Trakya’dan Marmara’ya…
AYÇİÇEĞİ TARLALARI

Göz alabildiğine ayçiçeği tarlaları ve üzüm bağları ile kaplı Trakya, Osmanlı mimarisinin en güzel örneklerine ve geniş kumsallara sahip.


Bölgenin ilk büyük yerleşimi olan Tekirdağ’ı hoş gezinti yerleri ile geniş kumsallar çevreler. Ayçiçekleriyle bağların hoş karışımı, Trakya’nın o sıcak yaşam biçiminin de sembolleridir. Tekirdağ’ın 60 km batısındaki Şarköy ve Mürefte tatil merkezleri, tadılmaya değer şaraplarıyla her yıl şarap festivaline ev sahipliği yapar. Tekirdağ’a bağlı Marmara Ereğlisi’nin en büyük özelliği sahilde binlerce yıldır oluşan dalgaların yarattığı kayaların ilginç formu. Bu kayalara halk arasında “Kına Taşı” adı veriliyor. Kına taşlarını her şeye benzetebilmek mümkün. Köpek, kurbağa, tekerlek, birbiriyle konuşan insan kafaları vs. Tekirdağ’ı ve Keşan’ı geçince Marmara Denizi ve Ege Denizi arasında Ege’nin kuzey ucunda Saros görünür. Saros Körfezi, uzun kumsalları, dalış imkanı tanıyan temiz denizi ile bakir bir belde. Savaştan kalma gemi batıkları sualtı arkeolojisi meraklılarını heyecanlandırırken balıklara yuva görevi gören batıklar bölgedeki balıkçıları da sevindiriyor. Saros ve çevre köyleri doğa turizmi meraklılarını çok keyiflendirecek özelliklere sahip. Civar köylerde ata binmek, avlanmak, trekking, bisiklete binmek de olanaklı. 

100 yıl kadar bir süre Osmanlı İmparatorluğu’na başkentlik yapan Edirne, tarihi ve mimari açıdan önemli yapılara sahip. Edirne, adeta camileri, dini kompleksleri, köprüleri, eski pazar yerleri, kervansarayları ve saraylarıyla yaşayan bir müze.

Enez (Ainos) eski çağlarda çok önemli bir liman iken bugün kıyıdan 3.5 km içerde yer alıyor.

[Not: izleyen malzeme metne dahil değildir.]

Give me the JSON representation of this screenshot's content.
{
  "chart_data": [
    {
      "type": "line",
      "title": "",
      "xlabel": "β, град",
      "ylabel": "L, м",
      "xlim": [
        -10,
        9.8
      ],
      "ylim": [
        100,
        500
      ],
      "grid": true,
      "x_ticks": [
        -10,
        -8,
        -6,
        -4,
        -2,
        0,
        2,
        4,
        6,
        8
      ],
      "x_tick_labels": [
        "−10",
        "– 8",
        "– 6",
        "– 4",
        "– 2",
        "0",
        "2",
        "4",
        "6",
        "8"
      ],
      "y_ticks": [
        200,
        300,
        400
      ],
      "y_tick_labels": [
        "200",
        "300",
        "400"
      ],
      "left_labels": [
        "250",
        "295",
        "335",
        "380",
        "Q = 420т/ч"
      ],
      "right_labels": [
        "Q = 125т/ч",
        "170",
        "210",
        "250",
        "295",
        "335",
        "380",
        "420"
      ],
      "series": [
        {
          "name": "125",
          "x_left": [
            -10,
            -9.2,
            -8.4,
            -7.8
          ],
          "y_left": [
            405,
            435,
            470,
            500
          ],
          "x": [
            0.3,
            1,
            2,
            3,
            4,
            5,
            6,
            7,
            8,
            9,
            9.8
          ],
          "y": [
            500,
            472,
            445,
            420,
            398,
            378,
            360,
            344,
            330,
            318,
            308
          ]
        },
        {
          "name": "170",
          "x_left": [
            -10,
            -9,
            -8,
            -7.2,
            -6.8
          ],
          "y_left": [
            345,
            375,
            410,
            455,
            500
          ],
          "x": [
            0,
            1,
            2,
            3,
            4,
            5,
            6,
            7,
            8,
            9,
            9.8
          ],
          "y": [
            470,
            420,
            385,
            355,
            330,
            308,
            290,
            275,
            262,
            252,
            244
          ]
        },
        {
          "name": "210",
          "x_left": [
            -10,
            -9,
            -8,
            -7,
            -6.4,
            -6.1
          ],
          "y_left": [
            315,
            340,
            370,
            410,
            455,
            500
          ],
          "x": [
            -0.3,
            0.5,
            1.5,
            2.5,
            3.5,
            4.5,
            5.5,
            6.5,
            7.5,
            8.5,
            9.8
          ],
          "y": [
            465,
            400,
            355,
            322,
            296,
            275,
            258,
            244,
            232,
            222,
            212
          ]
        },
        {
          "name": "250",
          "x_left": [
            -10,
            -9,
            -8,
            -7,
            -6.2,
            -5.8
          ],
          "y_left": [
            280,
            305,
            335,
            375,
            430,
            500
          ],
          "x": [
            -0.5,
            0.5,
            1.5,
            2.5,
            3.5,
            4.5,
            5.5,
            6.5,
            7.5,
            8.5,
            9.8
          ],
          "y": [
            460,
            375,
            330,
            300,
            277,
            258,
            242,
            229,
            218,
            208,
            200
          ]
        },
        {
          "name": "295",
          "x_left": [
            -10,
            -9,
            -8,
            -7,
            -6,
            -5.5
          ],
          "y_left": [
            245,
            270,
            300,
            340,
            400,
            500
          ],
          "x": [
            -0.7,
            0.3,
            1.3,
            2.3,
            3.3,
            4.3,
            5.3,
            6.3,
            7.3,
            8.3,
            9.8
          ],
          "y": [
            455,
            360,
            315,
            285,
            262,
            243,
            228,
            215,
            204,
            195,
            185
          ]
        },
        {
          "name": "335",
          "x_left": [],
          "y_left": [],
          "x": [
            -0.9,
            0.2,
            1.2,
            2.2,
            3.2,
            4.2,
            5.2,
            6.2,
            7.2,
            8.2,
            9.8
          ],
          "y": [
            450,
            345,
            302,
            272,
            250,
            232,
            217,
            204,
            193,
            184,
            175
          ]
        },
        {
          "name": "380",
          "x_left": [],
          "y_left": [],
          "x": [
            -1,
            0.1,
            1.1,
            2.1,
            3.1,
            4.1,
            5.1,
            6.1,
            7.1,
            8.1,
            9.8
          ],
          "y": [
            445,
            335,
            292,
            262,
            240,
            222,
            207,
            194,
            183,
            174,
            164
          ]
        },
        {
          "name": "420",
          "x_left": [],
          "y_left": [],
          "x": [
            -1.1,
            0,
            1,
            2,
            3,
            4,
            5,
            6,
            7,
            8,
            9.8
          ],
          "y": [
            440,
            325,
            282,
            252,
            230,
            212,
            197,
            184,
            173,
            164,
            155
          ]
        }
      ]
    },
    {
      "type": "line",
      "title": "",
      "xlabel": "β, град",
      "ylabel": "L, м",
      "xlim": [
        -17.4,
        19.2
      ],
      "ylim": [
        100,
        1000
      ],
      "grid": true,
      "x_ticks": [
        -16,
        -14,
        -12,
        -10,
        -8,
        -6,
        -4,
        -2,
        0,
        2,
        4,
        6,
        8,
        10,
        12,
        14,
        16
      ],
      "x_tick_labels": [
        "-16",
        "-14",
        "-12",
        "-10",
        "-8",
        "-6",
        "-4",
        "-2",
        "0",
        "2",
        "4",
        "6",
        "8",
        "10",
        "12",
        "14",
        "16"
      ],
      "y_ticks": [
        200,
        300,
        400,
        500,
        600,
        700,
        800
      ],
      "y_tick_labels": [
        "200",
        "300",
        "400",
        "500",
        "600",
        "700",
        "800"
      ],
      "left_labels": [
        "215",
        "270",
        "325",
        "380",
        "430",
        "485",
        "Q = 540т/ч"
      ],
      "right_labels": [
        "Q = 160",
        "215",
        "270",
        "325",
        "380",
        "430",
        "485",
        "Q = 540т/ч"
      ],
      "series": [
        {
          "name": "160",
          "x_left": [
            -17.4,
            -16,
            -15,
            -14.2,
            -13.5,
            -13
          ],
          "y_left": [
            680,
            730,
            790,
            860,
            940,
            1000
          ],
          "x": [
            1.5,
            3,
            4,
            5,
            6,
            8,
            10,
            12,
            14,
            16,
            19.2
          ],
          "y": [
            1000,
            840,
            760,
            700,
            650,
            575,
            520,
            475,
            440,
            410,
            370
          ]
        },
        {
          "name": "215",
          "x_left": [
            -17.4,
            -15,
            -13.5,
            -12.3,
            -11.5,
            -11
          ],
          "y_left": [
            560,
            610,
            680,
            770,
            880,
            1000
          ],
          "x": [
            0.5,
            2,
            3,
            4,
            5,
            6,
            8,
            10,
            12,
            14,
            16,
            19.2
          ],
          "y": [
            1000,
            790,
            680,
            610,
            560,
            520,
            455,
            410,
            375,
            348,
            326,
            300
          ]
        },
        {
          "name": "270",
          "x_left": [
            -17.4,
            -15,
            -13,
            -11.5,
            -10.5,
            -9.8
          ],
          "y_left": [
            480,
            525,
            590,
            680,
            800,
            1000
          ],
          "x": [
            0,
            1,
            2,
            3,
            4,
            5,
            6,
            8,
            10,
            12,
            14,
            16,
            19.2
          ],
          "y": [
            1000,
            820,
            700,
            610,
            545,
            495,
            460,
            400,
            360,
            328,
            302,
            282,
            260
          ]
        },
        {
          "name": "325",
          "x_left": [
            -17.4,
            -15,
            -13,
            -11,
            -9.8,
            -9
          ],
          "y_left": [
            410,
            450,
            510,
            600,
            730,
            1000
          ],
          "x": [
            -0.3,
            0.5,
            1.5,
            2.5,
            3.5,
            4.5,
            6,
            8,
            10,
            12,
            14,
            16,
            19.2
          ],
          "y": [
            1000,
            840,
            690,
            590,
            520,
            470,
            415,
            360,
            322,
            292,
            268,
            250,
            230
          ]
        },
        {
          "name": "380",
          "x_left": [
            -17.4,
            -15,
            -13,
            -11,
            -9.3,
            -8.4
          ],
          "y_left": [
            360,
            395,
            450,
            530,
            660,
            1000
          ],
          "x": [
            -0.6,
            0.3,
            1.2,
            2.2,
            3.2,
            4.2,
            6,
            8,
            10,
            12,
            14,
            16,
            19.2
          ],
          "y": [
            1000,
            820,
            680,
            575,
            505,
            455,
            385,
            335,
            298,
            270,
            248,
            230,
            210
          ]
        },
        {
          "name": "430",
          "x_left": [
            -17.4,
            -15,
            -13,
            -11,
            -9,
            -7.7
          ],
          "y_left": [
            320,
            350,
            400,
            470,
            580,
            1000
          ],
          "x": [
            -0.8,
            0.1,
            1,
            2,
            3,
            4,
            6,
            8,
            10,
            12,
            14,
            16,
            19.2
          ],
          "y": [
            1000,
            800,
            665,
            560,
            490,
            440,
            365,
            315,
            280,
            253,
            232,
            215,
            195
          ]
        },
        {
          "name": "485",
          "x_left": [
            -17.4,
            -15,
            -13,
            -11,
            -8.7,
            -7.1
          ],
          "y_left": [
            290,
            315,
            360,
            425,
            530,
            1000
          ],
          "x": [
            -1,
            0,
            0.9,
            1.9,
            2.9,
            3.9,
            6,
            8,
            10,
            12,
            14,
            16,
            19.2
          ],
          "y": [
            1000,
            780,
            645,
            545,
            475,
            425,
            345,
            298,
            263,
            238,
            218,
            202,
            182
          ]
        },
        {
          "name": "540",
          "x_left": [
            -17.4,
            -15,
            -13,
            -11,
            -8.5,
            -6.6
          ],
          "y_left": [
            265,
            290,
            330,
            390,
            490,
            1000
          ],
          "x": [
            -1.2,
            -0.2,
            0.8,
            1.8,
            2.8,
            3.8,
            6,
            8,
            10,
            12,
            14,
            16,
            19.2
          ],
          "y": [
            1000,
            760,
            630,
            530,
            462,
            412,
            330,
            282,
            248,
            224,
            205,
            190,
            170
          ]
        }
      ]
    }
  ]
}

Helen, Roma, Bizans ve Osmanlı dönemlerinde yerleşim alanı olarak önem kazanan Enes, tarih boyunca birçok restorasyon geçirmiş Enez Kalesi ile görülmeye değer. Kırklareli’nin Karadeniz sahili plajları ve balık restoranlarıyla keyif alınacak başka bir yer. Kırklareli’nin doğusunda yer alan İğneada kumsallarla Istranca Dağları’nın arasına sıkışmış bir cennet. Konaklama olanaklarının da bulunduğu İğneada, Bulgaristan sınırına 12 km. uzaklıkta bulunuyor. El değmemiş doğa ve içecek kadar temiz deniz, doğa sporlarından hoşlananlar için keyifli alternatiflere sahip. Konaklama olanakları ve pitoresk evleriyle Kıyıköy (Midye) Orta Çağ’dan kalma diğer tatil kasabası gibi. Kıyıköy’e Bizans sur kalıntılarından geçilerek giriliyor. Kaya içine oyularak yapılmış Aya Nikola Manastırı görülmeye değer bir başka yapı. Kazan nehrinde ya da denizde tekne ile tur yapmak mümkün.


Meriç Nehri

Şarap ve Yeni Rakı

Tekirdağ ve civarında yetiştirilen onlarca üzüm içinden papaz karası, semilyon, siyah ufak taneli olan Gamay  ve  Yapıncak çeşitlerinden yapılan şarapların tadına doyum olmaz.
Üç numaralı damgasıyla tanınan Tekel Tekirdağ Rakı Fabrikası’nın diğer fabrikalardan farkı sadece Yeni Rakı üretmesi. Tekirdağ fabrikasında rakı üretimi bağbozumu zamanı, yüzde 10 oranında bölgeden toplanan yaş üzümlerin karıştırılmasıyla yapılıyor. Bu formül Yeni Rakı’yı aranır hale getiriyor.



Kiraz Festivali

Yörede kirazlar ilk kez Haziran ayının ilk haftasında yapılan Kiraz Festivali’nde görücüye çıkıyor. Sapı ince, küçük çekirdekli, sarı kırmızı renkleri içeren tatlı kirazlar, Rumlardan kalma az sayıdaki ağaçlardan el değmeden cımbızla toplanıyor ve yarışma sepetlerine diziliyor. Festival zamanı buraya giderseniz yiyeceğiniz kirazların tadına doyamayacaksınız.


Rüstempaşa Camii

Rüstempaşa Camii Tekirdağ’ın merkezinde, Mimar Sinan Caddesi üzerinde yer alıyor. 1553 yılında Sadrazam Damat Rüstem Paşa tarafından yaptırılmış olan cami Mimar Sinan’ın önemli eserleri arasında gösteriliyor. 1841 yılında tamir görmüş olan yapıya bu dönemde beş sütunlu mermer şadırvan eklenmiş.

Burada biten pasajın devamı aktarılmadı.